“What the “hell, dude?”
I blink and slowly realize what I’ve done, the pain and sudden spike of embarrassment pushing me back toward sober. He stands, crinkles his nose, and shoves his hands in his hoodie.
“I…” I rub my temple and slowly rise to my feet. My knees threaten to give out, but I’m too ashamed to reach out for support. “I’m sorry. I’m drunk, and … and I was confused or something.”
“Confused,” Morgan says. He strides back to his bike. “Are you gay or what?”
“No,” I say. I stumble after him and feel naked down to my nerve endings. “I don’t know. I don’t know. I like girls, and just … without my glasses you looked…” Even in the dim light I can see his cheeks are crimson when I catch up to him. I think of my brothers and all the homophobic shit that they always say about Morgan. About him being a “sissy” or worse. But here he is and here I am, and maybe it’s me. I think back to all the times I saw him from the corner of my eye, or without my glasses, or in a moment of vulnerability, and how I felt a snap of desire in my chest, and how hard I’ve tried not to think about it, and … but … it’s only with Morgan. And Morgan’s small, and skinny, and he has long hair. Have I felt this way about Nate? Chud? Any of the guys on the football team? I think back, my thoughts unsteady and slurred, and decide that no, I haven’t. “I’m not gay.”
“Okay…” Morgan says. He picks his bike up and rolls it beside us. He rubs his nose and pulls his hood up even though it’s like seventy-five degrees. “Me neither.”

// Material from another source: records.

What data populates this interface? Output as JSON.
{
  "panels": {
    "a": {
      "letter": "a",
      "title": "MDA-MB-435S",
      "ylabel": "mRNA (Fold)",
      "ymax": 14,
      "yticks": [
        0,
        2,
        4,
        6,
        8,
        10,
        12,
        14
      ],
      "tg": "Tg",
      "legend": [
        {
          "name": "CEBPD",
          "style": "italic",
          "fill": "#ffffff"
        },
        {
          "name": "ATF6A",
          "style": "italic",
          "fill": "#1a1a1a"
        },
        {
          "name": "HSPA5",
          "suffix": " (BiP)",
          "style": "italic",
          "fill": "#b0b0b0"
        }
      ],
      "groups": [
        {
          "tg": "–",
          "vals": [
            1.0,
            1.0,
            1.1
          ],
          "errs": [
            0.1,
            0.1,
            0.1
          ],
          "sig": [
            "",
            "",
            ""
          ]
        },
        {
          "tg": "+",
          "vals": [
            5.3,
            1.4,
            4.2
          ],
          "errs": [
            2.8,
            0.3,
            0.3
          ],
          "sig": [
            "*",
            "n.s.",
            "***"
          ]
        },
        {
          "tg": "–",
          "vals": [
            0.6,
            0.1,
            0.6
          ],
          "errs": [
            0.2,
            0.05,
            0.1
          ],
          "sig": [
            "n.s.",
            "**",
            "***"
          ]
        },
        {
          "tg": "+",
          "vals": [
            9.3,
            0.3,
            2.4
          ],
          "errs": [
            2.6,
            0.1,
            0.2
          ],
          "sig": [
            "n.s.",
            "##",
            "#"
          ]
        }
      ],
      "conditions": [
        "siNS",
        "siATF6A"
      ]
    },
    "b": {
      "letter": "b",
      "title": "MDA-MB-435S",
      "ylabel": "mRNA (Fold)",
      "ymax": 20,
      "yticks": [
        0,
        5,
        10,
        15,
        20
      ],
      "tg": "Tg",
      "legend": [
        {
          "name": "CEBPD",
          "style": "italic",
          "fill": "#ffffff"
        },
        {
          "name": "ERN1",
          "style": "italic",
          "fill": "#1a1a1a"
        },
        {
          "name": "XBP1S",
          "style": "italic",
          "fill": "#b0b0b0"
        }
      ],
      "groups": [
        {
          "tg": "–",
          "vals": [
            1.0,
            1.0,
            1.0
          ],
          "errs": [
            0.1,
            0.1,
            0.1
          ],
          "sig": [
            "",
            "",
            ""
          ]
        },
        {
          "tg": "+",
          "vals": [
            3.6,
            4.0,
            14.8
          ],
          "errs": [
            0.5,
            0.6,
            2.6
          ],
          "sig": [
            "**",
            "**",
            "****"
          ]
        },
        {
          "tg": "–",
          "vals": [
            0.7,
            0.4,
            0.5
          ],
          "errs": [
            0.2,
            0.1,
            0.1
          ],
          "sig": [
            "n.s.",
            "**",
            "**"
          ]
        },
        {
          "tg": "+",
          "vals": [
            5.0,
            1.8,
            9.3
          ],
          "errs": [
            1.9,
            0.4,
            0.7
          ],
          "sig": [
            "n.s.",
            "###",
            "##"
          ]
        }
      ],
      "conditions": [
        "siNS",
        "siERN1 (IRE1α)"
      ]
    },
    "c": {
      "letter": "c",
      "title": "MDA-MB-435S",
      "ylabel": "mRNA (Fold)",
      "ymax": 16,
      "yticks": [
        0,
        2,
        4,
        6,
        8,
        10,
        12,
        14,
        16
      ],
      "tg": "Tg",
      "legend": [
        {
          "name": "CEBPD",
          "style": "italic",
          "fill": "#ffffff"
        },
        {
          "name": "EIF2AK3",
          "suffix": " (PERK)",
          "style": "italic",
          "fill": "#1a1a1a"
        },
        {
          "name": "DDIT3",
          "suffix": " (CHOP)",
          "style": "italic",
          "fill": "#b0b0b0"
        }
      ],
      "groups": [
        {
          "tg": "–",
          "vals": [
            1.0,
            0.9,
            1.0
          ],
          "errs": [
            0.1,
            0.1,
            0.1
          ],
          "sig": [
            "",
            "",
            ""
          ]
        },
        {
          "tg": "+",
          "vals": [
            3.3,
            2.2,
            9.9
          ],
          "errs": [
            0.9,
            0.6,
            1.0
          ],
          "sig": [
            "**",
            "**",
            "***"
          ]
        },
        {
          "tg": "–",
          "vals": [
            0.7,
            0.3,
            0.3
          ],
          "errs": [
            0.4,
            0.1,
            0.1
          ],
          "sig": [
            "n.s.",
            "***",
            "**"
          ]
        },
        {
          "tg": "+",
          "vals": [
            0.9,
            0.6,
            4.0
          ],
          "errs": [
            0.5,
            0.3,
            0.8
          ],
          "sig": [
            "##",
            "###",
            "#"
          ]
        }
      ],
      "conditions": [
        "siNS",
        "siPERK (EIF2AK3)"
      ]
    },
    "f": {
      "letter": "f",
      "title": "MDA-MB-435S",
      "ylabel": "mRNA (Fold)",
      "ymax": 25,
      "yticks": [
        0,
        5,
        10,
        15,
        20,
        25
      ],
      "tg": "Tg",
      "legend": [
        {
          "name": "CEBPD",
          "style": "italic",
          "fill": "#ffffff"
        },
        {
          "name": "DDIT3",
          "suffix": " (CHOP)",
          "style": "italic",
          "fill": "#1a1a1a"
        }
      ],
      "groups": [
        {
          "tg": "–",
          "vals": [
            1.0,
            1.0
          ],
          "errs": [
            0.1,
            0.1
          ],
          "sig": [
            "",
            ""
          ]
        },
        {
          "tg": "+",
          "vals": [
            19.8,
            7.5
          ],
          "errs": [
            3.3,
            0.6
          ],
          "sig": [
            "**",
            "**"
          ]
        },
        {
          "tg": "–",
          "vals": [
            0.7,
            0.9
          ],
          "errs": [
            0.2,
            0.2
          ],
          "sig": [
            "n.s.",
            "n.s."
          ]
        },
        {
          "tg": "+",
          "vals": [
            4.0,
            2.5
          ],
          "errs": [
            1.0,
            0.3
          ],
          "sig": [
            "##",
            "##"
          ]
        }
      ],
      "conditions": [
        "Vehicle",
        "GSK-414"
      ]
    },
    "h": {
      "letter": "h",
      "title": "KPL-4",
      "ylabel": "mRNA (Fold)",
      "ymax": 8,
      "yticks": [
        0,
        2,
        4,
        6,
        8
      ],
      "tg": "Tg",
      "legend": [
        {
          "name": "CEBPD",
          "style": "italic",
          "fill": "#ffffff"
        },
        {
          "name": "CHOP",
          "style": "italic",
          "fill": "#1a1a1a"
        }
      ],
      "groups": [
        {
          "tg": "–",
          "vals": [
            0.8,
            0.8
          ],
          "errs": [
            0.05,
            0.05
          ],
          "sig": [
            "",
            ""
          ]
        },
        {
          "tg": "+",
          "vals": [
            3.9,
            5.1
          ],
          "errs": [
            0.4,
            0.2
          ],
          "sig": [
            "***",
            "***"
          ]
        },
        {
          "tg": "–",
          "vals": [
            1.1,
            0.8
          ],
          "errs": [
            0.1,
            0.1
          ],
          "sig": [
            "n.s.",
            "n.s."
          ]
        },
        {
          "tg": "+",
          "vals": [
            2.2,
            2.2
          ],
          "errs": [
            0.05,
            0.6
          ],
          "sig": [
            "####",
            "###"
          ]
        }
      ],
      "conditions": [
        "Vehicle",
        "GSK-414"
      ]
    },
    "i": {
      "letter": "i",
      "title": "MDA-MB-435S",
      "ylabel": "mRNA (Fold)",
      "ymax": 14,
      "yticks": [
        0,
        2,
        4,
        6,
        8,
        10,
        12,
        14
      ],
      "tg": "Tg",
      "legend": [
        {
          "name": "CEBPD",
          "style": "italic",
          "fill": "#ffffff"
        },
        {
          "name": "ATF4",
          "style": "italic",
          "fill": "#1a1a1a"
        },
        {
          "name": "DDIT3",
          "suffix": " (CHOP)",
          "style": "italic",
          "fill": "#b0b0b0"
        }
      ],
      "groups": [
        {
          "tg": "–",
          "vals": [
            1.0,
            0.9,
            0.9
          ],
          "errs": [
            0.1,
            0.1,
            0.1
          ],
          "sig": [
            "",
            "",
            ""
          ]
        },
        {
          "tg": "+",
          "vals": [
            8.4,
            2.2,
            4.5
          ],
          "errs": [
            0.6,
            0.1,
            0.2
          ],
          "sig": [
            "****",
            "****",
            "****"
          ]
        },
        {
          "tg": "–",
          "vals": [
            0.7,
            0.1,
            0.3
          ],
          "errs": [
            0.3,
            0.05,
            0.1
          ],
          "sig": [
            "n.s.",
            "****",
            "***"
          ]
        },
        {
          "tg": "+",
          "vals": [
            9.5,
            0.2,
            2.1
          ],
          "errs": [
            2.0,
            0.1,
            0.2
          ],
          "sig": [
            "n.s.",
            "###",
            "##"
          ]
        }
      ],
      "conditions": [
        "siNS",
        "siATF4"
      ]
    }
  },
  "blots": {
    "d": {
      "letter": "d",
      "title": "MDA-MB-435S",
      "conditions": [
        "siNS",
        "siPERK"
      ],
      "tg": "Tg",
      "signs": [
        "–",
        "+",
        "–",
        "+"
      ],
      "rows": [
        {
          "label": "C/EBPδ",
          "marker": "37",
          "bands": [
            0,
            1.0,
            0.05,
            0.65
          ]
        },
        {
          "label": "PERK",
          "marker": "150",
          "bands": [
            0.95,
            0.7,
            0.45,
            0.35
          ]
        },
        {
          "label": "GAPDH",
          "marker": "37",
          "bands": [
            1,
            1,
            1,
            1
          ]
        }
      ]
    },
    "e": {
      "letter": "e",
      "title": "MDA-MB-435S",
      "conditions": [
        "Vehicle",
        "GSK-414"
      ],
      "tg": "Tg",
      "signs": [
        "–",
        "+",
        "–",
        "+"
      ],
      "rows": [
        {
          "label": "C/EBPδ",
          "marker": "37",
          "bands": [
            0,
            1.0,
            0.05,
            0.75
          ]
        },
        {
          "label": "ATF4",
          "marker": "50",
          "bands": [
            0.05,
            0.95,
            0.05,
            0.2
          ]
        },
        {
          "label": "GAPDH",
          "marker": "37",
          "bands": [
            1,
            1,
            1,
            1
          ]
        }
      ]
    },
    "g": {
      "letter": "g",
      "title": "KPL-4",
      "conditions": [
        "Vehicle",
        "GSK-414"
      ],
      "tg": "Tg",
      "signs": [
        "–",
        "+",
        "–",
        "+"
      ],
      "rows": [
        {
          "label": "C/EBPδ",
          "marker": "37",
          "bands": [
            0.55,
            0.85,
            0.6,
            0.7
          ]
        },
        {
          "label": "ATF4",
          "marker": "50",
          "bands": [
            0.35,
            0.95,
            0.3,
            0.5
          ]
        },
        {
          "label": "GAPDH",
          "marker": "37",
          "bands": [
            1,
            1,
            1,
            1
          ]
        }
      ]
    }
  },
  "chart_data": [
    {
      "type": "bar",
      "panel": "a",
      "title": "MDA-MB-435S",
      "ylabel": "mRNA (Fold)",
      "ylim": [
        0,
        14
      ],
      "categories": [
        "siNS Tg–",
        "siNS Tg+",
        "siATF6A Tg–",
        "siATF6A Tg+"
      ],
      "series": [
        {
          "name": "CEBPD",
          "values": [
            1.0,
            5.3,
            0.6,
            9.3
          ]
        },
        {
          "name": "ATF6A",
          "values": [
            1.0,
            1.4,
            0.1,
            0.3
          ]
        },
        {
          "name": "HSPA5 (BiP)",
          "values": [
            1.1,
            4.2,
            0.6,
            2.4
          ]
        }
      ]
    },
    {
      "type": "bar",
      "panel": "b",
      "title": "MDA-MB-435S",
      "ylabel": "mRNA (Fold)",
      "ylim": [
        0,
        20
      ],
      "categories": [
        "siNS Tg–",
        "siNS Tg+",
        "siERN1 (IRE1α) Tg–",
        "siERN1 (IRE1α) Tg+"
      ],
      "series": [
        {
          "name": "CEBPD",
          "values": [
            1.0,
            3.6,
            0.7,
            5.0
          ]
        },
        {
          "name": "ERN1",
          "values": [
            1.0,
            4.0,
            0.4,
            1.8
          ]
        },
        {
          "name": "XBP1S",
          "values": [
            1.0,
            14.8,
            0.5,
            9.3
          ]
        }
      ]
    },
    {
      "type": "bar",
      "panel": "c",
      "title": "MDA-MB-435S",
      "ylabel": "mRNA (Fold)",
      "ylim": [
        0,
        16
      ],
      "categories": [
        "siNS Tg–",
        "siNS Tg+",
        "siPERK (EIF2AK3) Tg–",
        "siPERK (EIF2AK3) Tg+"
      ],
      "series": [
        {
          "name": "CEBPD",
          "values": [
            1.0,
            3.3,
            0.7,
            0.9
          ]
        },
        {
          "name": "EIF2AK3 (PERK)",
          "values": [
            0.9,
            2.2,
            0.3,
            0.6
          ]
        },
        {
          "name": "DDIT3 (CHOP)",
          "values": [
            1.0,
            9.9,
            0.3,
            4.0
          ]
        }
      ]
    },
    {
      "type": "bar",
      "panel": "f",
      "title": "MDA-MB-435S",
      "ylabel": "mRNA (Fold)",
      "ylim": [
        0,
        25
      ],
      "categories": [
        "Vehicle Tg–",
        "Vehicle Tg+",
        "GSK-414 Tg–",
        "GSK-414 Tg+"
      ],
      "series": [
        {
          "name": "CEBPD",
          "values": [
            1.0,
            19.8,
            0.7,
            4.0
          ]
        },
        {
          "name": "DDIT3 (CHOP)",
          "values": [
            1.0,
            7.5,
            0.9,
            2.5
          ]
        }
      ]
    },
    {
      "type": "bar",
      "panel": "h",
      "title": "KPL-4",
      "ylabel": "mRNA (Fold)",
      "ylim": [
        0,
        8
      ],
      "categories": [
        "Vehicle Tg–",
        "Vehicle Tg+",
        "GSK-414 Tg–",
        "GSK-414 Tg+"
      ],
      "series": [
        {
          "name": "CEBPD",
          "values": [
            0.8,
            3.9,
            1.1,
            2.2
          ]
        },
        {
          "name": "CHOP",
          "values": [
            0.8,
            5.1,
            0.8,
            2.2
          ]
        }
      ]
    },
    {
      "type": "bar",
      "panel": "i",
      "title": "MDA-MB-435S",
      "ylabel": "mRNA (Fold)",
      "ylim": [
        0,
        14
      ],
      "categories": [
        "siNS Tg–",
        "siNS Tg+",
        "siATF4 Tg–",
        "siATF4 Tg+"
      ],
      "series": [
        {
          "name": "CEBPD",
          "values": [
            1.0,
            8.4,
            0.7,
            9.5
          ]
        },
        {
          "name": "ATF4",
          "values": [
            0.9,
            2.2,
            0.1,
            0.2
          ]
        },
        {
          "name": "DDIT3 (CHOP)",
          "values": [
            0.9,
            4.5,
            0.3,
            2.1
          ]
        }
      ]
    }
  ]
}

“You could tell me, you know,” I say. “If you are.”
My mind flits back to our kiss for a second. How it felt to have his lips on mine. He leaned in, ever so briefly. It felt like he wanted it as much as I did. He kissed me back. But now I can feel his guard’s up—that he’s pushing me away. I rub my ribs and flinch at the growing bruise. It hurts where I hit the ground, but the dull pain distracts from the embarrassment, or the tension, or whatever this is.
“I said I’m not,” Morgan says. His eyes dart to me and his normally full lips thin into a razor-sharp line. His nostrils flare and he lets out a quick breath, then turns to me. “I know I’m not, like, normal. Believe me, I know. But if I ever figure out the specific way I’m fucked up, I’ll tell you.”
Maybe I should say it, what I thought when I was behind him on the bike, about how things would be better if he were a girl, about how I can’t bear the thought of us falling in love with other people and growing apart. The first revelation seemed so perfect and important, and the second so sobering and desperate, and when I was on the ground, looking up, I knew in a flash that I had to kiss him. It felt like the universe was telling me to.
Night sounds rise up, texturing the space between us with the yearning cries of frogs, crickets, and the last of the season’s cicadas. I still don’t have my glasses. I can still see this blurry, feminine outline of him that just feels right.
I take in a breath, ready to say it again, better and more clearly. Morgan’s eyes drift to mine expectantly, but I can’t tell him that. I’ve already acted like enough of an asshole tonight. I can’t lose him. What if it’s just too weird? What if it’s a final straw, and then the last thread joining us together unspools? I let my breath flow out and aim for a casual shrug.
“I don’t think you’re fucked up,” I eventually say instead. I run my hands down my face. I don’t want to be drunk anymore or ever again. “This is so weird. I’m sorry. I’m never drinking again. Are we … are we still cool?”
Morgan takes another step back and for a minute I think, that’s it. This is how my fourteenth birthday begins and how our friendship ends.
“Neither of us has ever been cool,” Morgan says. I look up and his dim smile expands into a grin. “But we’re still friends if that’s what you mean.” The nausea recedes a little, but then he points a finger at me. “Just friends. Which means you sleep on the floor tonight.”
“And tomorrow we’ll pretend it never happened?”
“Right,” Morgan says. He turns his face away from the streetlight and rubs the bridge of his nose with his frayed sleeve. “I’ll lock the memory away in a big warehouse with everything else I want to forget. Have my top men take care of it.”
Half of me is relieved as I hear the words come out of his mouth. But another part, the part that still thinks Thebes is beautiful despite everything, screams that locking away this memory would be like destroying a part of us. But I’m not sure I have a choice.
“Any chance we could watch Indiana Jones instead of The Crow too?” I ask.
His arm snaps out and pops me in the shoulder. It doesn’t hurt, but I make a show of wincing all the same. He winks and sticks his tongue out.
“Don’t press your luck, birthday boy.”